The Hammer AKA Hammerin’ Hank
Born Henry Louis Aaron on February 5, 1934, in Mobile, Alabama, Hank Aaron began his professional career in the all-time classic American game in 1952. He began his journey to legendary status by playing shortstop for a few months with the Indianapolis Clowns of the Negro American League before making his way to the MLB.
The right-hander’s contract was then bought by the Boston Braves of the National League, and he was assigned to the minor league teams — where he played for until 1954 when he was moved up to the majors.
At the start of his career in the majors, Hank Aaron played mostly as an outfielder for the Braves — at this point, the team had moved to Milwaukee, Wisconsin. And in a mere two years in 1956, he won the league batting championship with an impressive average of .328.
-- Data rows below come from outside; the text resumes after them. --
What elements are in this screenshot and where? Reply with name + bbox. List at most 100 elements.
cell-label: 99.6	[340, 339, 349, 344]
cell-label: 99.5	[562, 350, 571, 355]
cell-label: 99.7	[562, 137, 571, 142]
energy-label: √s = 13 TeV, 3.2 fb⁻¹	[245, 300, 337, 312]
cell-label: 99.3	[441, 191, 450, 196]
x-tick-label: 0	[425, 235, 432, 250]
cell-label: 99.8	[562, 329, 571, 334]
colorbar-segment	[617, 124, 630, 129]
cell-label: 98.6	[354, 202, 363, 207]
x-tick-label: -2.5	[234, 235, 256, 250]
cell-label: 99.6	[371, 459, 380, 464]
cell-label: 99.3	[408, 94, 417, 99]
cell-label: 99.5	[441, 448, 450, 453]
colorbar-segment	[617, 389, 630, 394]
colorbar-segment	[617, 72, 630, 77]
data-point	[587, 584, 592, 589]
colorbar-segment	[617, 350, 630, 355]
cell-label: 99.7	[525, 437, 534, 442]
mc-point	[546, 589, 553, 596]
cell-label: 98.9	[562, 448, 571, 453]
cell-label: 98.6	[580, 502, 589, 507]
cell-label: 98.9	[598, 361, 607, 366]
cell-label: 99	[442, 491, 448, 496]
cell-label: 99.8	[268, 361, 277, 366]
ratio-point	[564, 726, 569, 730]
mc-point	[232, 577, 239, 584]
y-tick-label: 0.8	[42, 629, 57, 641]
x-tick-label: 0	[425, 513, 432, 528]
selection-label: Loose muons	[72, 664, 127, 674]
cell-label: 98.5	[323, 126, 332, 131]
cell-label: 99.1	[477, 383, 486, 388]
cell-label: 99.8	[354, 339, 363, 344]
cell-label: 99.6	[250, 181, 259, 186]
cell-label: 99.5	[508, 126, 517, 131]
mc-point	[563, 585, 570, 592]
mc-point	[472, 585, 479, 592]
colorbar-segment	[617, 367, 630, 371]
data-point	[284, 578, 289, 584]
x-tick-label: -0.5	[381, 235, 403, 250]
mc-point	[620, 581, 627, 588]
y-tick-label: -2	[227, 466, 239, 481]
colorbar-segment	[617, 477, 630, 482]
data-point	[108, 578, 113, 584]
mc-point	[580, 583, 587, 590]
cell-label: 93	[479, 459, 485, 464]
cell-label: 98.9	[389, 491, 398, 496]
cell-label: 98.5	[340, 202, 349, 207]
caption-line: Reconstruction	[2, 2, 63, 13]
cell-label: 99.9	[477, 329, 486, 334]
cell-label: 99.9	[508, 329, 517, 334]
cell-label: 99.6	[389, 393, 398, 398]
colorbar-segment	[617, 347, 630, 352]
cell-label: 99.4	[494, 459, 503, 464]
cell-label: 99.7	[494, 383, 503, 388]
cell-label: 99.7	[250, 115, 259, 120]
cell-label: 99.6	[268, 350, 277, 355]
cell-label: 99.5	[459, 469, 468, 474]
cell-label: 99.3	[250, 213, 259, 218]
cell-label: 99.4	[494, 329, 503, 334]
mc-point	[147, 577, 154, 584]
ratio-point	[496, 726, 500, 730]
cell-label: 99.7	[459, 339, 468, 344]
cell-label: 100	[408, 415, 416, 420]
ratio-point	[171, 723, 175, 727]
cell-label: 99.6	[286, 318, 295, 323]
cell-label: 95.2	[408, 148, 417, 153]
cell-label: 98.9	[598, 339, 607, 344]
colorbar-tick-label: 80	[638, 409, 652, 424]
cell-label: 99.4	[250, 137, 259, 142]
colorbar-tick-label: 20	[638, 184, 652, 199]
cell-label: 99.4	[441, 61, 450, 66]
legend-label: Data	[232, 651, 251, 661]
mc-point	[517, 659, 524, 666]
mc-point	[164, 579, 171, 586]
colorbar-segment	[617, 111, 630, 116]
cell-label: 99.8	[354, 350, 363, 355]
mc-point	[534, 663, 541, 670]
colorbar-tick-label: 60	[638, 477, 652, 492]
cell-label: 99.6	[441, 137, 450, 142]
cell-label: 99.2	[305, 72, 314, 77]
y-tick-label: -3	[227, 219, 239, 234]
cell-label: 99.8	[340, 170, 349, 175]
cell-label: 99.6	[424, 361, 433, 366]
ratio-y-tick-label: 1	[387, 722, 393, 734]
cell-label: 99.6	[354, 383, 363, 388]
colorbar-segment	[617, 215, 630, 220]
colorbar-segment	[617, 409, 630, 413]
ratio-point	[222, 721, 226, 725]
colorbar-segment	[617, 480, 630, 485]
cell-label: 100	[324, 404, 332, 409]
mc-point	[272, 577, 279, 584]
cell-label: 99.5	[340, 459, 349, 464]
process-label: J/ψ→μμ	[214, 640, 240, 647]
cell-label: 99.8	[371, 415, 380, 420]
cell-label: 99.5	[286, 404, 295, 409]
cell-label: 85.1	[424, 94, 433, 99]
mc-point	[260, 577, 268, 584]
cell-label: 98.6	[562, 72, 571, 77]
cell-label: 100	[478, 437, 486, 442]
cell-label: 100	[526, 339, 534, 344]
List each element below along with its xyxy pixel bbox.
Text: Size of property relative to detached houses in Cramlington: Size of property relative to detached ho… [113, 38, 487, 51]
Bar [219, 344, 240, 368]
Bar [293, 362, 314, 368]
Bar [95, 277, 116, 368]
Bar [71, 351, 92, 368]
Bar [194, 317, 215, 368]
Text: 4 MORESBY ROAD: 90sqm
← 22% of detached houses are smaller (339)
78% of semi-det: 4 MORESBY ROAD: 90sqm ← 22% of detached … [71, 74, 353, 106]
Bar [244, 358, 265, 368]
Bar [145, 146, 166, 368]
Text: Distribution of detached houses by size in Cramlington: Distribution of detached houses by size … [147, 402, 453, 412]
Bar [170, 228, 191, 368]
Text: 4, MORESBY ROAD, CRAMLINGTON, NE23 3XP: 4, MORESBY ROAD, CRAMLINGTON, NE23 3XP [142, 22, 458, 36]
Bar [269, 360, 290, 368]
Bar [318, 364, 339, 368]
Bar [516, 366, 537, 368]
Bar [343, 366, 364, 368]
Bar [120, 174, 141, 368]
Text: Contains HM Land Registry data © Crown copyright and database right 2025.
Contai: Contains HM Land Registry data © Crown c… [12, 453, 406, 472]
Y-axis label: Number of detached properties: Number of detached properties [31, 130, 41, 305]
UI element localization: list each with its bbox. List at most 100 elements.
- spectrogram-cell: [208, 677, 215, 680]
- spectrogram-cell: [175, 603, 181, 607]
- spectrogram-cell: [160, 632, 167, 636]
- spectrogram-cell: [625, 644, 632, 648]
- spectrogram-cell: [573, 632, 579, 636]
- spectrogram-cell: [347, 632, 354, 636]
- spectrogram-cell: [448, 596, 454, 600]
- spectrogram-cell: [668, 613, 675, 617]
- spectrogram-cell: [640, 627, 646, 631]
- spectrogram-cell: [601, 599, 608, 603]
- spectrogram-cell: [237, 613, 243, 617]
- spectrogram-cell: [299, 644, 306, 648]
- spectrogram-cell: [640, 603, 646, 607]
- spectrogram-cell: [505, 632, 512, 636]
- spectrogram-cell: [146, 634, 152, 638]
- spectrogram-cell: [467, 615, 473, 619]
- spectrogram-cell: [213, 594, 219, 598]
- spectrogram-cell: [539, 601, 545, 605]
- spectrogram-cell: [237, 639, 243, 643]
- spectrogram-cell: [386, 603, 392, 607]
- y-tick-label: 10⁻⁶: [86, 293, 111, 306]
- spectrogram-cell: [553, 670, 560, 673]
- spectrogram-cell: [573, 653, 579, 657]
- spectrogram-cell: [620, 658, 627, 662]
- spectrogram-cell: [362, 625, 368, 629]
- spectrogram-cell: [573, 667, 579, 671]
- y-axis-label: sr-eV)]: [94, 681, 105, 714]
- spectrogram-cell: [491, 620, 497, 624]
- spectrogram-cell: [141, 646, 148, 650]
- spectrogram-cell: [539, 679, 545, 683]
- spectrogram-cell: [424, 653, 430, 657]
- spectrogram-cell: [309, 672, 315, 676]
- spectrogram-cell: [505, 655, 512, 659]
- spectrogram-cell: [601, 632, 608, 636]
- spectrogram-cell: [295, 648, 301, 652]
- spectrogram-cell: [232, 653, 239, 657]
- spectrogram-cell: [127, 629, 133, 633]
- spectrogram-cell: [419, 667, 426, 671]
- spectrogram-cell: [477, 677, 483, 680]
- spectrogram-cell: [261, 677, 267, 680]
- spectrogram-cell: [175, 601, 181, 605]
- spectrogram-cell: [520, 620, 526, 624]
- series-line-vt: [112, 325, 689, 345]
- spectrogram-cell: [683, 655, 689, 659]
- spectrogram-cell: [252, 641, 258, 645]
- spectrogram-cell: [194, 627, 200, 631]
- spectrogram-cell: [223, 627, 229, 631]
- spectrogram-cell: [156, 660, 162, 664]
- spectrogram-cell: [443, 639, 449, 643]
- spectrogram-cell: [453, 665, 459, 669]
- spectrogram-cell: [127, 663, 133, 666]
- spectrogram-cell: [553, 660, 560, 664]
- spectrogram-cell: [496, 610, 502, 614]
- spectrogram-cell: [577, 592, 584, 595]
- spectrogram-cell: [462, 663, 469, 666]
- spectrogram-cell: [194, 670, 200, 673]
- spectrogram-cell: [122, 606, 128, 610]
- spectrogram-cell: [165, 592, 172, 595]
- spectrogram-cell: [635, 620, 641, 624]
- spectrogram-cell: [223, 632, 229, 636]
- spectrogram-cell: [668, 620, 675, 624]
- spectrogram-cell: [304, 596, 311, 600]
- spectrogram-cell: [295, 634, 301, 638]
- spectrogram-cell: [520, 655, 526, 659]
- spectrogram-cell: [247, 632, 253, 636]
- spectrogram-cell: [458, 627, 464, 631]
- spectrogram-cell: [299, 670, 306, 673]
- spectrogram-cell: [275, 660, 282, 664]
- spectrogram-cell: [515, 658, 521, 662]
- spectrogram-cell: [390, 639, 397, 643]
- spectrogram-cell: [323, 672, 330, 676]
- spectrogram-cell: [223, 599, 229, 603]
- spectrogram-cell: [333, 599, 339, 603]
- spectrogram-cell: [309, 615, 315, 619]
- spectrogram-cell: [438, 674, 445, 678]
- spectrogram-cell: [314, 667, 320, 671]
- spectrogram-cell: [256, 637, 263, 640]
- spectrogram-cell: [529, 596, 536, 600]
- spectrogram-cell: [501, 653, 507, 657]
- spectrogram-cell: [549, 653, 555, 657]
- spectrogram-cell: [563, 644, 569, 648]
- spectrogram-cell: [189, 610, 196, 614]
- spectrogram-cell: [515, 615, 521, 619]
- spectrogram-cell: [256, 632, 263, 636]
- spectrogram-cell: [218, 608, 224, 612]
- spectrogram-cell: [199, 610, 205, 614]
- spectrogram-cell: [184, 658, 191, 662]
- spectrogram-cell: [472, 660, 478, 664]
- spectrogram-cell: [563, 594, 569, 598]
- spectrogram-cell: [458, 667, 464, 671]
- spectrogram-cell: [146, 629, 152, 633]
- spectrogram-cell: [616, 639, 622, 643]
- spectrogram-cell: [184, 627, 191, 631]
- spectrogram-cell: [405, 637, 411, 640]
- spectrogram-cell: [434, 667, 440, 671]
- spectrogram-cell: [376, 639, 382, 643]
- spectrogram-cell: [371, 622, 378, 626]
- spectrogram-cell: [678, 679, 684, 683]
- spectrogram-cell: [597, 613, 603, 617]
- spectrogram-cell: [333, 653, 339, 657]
The following year, Aaron was named the league’s MVP as he led his team to victory in the World Series.
And by the end of 1965, the Braves had moved to Atlanta in Georgia. At this point in a stellar career, Aaron had already been steadily climbing up the ranks in terms of hitting home runs — hitting his 398th to commemorate the team’s move to a new city. By April 8, 1974, Hank Aaron hit his 715th home run, finally surpassing Babe Ruth’s record which had held firm since 1935.
After this season, Aaron was traded to the Milwaukee Brewers, who were at that time still in the American League. Following two seasons with the Brewers, Aaron retired and rejoined his old team as an executive.
For all of his exceptional achievements throughout a fabled career, Hank Aaron was entered into the Baseball Hall of Fame in 1982. And similar to the Black baseball pioneer, Jackie Robinson, Hank Aaron also received the Presidential Medal of Freedom in 2002.
In baseball, Aaron’s batting records included totals of 1,477 extra-base hits and 2,297 runs batted in. The aforementioned home run record of 755 was finally broken by Barry Bonds in 2007 clocking in at 762 home runs. Other notable career statistics for the baseball Hall of Famer included 2,174 runs scored, which is only second to Ty Cobb. Whereas, his 12,364 times at bat came in second just behind Pete Rose. Finally, Hank Aaron’s hit total of 3,771 was by far one of the most impressive feats of his career and was exceeded only by those of Cobb and Rose.
With a lifetime batting average was .305, it’s certainly hard to argue against placing Hank Aaron within the ranks of anything but the greats. Coupled with a career spanning across 23 seasons, we’d argue that Hank Aaron more than deserves to stand side by side with the other legends in Babe Ruth, Ty Cobb, and Stan Musial.